This figure illustrates the CREAM (Continuity-Relativity indExing with gAussian Middle) position interpolation method. The pre-trained context window (size N) is divided into three segments: head, middle, and tail. To maintain continuity in positional encoding, the lengths of the head and tail segments are kept small and fixed (k « N or N/3 for different strategies). Relativity is maintained by setting the head and tail to N/3 in the relativity strategy. Critically, the start and end indices of the middle segment are sampled using a truncated Gaussian distribution, focusing the model’s attention on the middle part of the longer context (size L) during fine-tuning. This addresses the ‘Lost-in-the-Middle’ problem where long-context LLMs struggle to effectively use information from the middle of the input.

This figure compares different position interpolation methods’ performance on the “Lost-in-the-Middle” task. The task assesses the ability of a model to retrieve information from the middle of an extended context. Two methods are compared against the proposed CREAM method: linear interpolation and YaRN interpolation. The graph shows that CREAM consistently outperforms other methods across various positions in the context, particularly exhibiting a significant improvement in retrieving information from the middle. This result highlights CREAM’s effectiveness in addressing the ‘Lost-in-the-Middle’ problem that is often faced by long-context LLMs.

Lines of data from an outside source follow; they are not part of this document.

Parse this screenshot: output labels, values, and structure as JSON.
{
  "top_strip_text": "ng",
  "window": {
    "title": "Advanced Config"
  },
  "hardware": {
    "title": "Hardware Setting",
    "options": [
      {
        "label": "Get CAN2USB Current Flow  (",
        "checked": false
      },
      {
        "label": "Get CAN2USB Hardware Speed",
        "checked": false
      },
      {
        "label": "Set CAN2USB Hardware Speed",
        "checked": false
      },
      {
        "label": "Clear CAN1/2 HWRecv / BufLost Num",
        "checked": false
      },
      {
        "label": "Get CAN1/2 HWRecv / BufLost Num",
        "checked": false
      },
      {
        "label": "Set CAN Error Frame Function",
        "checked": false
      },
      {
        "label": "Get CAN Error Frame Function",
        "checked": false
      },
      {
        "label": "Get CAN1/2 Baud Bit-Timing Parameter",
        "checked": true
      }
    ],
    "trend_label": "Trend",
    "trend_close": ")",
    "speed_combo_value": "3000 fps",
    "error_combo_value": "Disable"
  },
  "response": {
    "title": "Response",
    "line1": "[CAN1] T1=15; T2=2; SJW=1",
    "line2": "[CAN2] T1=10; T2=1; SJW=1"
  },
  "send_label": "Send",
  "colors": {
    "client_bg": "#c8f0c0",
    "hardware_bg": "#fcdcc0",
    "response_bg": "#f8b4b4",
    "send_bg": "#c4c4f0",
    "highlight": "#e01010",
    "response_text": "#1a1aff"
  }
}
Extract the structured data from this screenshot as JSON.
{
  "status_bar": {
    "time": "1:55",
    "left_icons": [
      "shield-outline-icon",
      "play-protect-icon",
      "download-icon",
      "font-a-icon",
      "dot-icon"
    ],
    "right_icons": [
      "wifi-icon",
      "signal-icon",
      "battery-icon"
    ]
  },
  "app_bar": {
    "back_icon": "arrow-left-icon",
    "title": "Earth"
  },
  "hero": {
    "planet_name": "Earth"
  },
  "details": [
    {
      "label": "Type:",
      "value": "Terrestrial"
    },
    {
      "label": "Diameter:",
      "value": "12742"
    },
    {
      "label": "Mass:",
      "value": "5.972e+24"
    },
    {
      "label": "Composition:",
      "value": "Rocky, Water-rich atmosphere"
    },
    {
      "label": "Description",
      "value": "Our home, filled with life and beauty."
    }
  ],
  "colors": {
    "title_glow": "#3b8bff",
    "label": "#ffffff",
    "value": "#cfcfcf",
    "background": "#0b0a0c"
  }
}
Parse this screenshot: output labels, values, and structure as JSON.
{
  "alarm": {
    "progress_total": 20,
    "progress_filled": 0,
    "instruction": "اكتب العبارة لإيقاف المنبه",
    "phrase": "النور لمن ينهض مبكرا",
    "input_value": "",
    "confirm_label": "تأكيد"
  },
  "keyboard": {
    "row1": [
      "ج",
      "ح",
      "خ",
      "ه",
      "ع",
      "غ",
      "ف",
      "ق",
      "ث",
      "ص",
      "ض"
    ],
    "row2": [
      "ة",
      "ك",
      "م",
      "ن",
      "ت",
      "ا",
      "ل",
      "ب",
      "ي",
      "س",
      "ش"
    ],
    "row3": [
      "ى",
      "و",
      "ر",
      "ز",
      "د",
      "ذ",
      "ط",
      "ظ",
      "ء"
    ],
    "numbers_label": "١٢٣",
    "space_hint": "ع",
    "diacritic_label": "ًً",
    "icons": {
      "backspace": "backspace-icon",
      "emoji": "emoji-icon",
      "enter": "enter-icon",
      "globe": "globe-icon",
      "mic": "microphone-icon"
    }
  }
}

This figure compares the performance of different position interpolation methods on the ‘Lost-in-the-Middle’ task. The task involves retrieving information from the middle of a long context. The figure shows that CREAM outperforms POSE at all positions, especially in the middle.

The figure shows the results of applying different position interpolation methods to the ‘Lost-in-the-Middle’ task on CREAM and PoSE. It compares linear and YaRN interpolation methods, demonstrating that CREAM outperforms PoSE at every position, especially in the middle. This highlights CREAM’s ability to effectively utilize information from the middle part of the context, addressing a common limitation of existing long-context LLMs.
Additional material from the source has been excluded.